A March 16 article by David Climenhaga entitled "Citizenship Minister Chris Alexander delivers a troubling speech on Ukraine" was published on Rabble.ca. Climenhaga states:

"One of the principal talking points of Prime Minister Stephen Harper and his supporters in the federal election campaign that is now for all intents and purposes under way is that the Conservatives are statesmanlike and mature, while Liberal Leader Justin Trudeau is a crazy kid who could do or say anything and NDP Leader Thomas Mulcair is an angry old man.

"But when the media's not around, nobody can match our Conservatives for recklessly immature and angry rhetoric.

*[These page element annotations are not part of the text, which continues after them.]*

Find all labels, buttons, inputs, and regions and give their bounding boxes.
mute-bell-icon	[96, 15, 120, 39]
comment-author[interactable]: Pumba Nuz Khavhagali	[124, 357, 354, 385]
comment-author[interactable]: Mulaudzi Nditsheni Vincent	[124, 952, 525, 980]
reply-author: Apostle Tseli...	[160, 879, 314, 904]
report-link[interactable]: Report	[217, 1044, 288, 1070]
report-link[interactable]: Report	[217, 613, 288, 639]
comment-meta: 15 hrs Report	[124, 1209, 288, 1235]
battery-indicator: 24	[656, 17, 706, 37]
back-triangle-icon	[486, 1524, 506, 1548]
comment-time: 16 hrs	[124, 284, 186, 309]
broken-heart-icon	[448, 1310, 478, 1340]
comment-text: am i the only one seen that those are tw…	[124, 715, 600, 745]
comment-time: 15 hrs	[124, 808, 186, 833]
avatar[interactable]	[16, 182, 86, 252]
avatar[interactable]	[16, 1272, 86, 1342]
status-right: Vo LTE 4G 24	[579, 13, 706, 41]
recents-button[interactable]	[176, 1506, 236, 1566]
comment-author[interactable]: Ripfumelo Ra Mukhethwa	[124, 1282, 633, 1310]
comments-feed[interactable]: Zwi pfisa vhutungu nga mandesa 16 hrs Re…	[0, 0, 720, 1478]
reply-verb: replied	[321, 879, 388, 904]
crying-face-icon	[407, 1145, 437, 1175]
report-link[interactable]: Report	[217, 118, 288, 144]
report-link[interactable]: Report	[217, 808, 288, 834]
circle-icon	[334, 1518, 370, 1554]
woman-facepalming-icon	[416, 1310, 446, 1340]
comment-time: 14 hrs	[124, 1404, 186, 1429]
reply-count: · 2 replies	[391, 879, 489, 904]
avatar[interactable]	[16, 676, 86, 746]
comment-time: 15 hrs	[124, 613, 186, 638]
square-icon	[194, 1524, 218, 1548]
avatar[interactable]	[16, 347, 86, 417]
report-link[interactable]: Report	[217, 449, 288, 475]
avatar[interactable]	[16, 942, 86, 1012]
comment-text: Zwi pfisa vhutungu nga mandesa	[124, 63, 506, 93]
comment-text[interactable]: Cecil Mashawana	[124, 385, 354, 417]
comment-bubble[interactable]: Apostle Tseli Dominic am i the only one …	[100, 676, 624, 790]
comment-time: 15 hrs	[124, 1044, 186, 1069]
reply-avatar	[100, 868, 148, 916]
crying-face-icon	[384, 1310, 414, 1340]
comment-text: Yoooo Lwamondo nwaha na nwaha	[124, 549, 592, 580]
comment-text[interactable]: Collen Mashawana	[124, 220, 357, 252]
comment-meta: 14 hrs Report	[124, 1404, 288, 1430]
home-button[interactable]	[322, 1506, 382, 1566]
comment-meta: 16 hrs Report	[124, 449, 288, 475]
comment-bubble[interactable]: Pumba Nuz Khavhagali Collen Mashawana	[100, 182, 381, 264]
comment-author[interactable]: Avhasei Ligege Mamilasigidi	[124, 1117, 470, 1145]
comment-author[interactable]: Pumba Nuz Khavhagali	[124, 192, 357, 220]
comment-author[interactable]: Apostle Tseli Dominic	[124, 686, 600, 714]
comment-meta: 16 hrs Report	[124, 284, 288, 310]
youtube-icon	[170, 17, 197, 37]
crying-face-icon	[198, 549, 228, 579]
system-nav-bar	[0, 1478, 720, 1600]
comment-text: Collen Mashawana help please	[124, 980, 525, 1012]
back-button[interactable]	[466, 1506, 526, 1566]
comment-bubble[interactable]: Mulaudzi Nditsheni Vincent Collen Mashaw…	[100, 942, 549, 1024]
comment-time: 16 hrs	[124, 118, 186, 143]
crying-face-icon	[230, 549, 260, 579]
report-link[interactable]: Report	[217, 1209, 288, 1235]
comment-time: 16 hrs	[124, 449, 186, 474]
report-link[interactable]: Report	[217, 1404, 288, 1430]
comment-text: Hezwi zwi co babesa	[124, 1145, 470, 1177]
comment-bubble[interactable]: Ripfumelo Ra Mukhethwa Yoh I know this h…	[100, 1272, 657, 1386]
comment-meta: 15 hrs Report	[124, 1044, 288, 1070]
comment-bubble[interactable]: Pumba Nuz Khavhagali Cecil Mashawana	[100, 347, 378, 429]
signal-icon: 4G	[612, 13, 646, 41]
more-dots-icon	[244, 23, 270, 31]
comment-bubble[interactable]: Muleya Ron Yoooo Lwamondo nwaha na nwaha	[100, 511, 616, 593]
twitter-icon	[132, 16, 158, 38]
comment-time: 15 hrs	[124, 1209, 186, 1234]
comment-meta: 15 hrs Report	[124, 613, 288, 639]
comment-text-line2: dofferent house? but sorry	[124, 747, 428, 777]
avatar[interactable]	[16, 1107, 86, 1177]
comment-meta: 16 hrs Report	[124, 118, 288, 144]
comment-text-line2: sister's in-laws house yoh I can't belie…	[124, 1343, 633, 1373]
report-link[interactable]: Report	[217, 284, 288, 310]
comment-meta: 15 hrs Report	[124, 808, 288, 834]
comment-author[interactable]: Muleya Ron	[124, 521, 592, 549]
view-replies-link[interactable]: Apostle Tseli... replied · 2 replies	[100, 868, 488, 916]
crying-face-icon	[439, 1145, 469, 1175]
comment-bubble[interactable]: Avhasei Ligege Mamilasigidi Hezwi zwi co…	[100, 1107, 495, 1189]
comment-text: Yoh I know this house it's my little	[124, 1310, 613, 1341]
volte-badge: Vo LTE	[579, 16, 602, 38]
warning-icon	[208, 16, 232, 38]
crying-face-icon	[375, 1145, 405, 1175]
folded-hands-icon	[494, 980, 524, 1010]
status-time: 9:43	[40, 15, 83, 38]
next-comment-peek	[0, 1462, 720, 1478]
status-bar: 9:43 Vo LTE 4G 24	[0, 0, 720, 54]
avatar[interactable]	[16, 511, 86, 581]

"Indeed, listening to a recent speech to the Ukrainian Canadian Congress by Chris Alexander ... one gets the feeling that the grownups are no longer in charge in Ottawa, and that the people who are running things are in the middle of a tantrum with potentially catastrophic consequences."

Climenhaga also references Alexander's attempt to disassociate the pro-Nazi leanings of the Kiev regime: "Alexander then moved into a long discourse hotly denying the argument modern Ukraine has a problem with neo-Nazis. While the influence of far-right groups and militias has been credibly covered by such generally conservative news organizations as the BBC, the Daily Telegraph and even the normally politically reliable New York Times , Alexander blamed 'Russian language television' for what he called 'one of the greatest perversions of history that I have seen in my lifetime,' the suggestion far-right groups are influencing the Ukrainian government."

A March 26 article entitled "Mr. Alexander's fantasy Cold War" in iPolitics by Christopher Westdal, Canadian ambassador to Russia from 2003-06 and to Ukraine from 1996-98, described Alexander's speech as "a scathing attack on Vladimir Putin with a rousing call to arms." He says that Alexander "drove his rhetoric right off a cliff." Westdal writes, "The 'whole mad nightmare' of Vladimir Putin, who is 'behaving like a terrorist,' will only end,[Alexander]predicted, 'when the whole world is standing against him, with every option on the table (and) standing with Ukraine with military assistance.' His call for war was unambiguous: 'Let's join that fight.'

"God help us. The minister evidently imagines that before Putin is done, the whole world will have to confront Russia with every option -- including nuclear weapons. This makes no sense."

Westdal concludes: "Since nothing in Mr. Alexander's speech has been retracted since he gave it, we must assume that he was speaking for the government. It troubles me greatly to think that these views represent the quality of public discourse and foreign policy analysis Canada is bringing to bear in a deadly serious global security crisis. It troubles me even more to think that Ukrainian Canadians might believe that such facile thought and reckless rhetoric will help the land of their ancestors. Mr. Alexander claimed to speak 'for those of us who have served in Russia.' He did not speak for me."